Flat out, there are too many options for entertainment in 2015. With commitments at work, to family, to friends, to hobbies, there’s just too much stuff going on to stay up on all of the things all of the time. You’ve got to figure out how to prioritize your free time in a way that makes sense for you. For me, the priority is with live entertainment – and it always has been, really. Movies end up on DVD. Today’s hot TV show will make it to Hulu or on Netflix. Gatsby will still be as great if you read about him five years from now. I promise.
But with live entertainment, there’s an expiration date.

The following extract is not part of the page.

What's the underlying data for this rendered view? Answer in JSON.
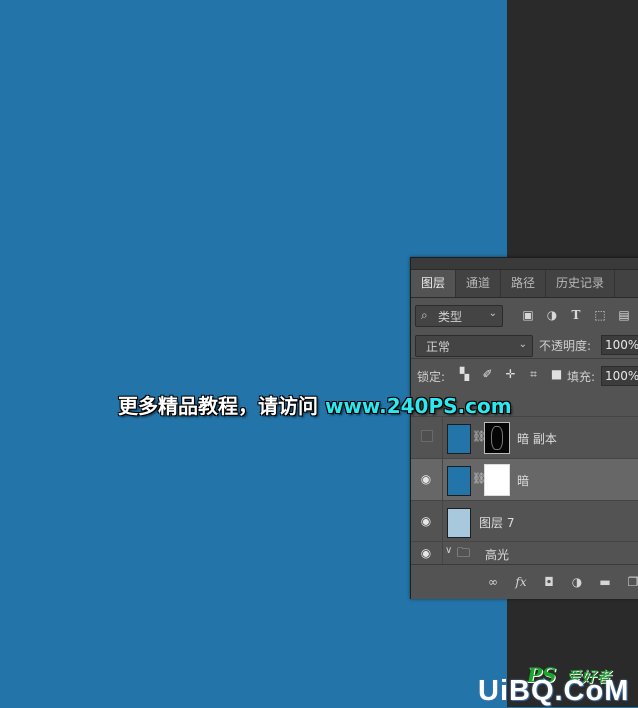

There’s something to see, or do, that you’ll never have the chance to see or do in the same way again. Last week, I missed out on seeing one of my favorite bands play a local show. I blew it, because I’m still thinking about it and I’m still seeing pictures and conversation from the folks who did go.
This expiration date drives the urgency to watch live sports, attend concerts, and, probably if you ask someone under 25, the urgency to open a Snapchat, too. It’s only going to happen once, and you’ve got to be there to be a part of it.
It’s no mystery why, then, that as consumers continue to place more and more value on experience over acquisition, marketers are literally doubling down on the live event. Got sports? Add music. Got music? Add sports. This year, it was entirely possible your favorite part about going to Indianapolis for the Final Four was seeing Rihanna. But until fairly recently at the Final Four, there wasn’t much to do outside of the games themselves.
That all changed in 2003, when the NCAA pushed corporate mega-partner Coca-Cola to create original programming designed to keep fans under the Final Four umbrella on the weekend's hoops-less Sunday. The March Madness Music Festival was born in earnest, featuring an initial lineup more hometown hero than stadium superstar, with bands with names like "Bag of Donuts.” It was enough of a hit for long-term investment, though. And so, parallel to the rise of now-mega-huge festivals like Coachella and Lollapalooza, the March Madness Music Festival quietly grew into a beast.
This year's iteration boasted a lineup of international touring acts that'd be right at home on the rosters of any of America's marquee festivals — Rihanna, Zac Brown Band, Lady Antebellum, etc. — and a stable of corporate partners capable of booking them. Taking a page straight out of Coachella's iconic handbook, Capitol One even brought along a Ferris wheel. The NCAA and their partners have created something special, and earned the right to call it the nation's largest free music festival. Featuring a full slate of programming from Friday to Sunday, original sponsorship platforms for its three title sponsors (Coca-Cola, AT&T, and Capitol One), the March Madness Music Festival drew about 30,000 fans a day. It has pushed into live TV as well, thanks to tremendous support from Turner Broadcasting. Even if you can’t be there, you can be there.
It’s indicative of sports programming shift towards a "something for everyone" model, an approach that’s winning new fans in key demographics, mainly Millennials and young families. For niche sports, it's a long-term strategy to win loyalty with younger fans. The Preakness Stakes again this year traded in floppy sun hats for glowsticks – inviting Dutch DJ Armin van Buuren and American rapper Childish Gambino to take their InfieldFest stage. Lorde, NAS, Macklemore, Pitbull, and Maroon 5 have all had their turns in recent years.
Similarly, in the face of motor sports’ aging fan base, the Indy 500 has revitalized “The Snake Pit," originally a wild, unsanctioned party in the 1980s, now a corporately sponsored and marketed early morning fist-pump fest complete with flaming streams of fire that starts as early as 7:45 a.m. They can afford to start early, because so many fans elect to camp — or even "glamp" (glamour camp) — on the infield the night before the race. For two American sports so keen to revel in their own tradition, the shift is dramatic.
Whether fans are going for the music and staying for the sports or the other way around, they’re going because they want to be a part of it. If Coca-Cola’s footing the bill for all the fun, then that’s just fine with them.
There’s a reason SXSW has broken out a whole vertical devoted to the relationship between sports and music. They continue to push further into one another in the live event space, and it only serves to benefit of the fan bases of each. In 2015, it’s as simple as this: If it’s too loud, your strategy is too old.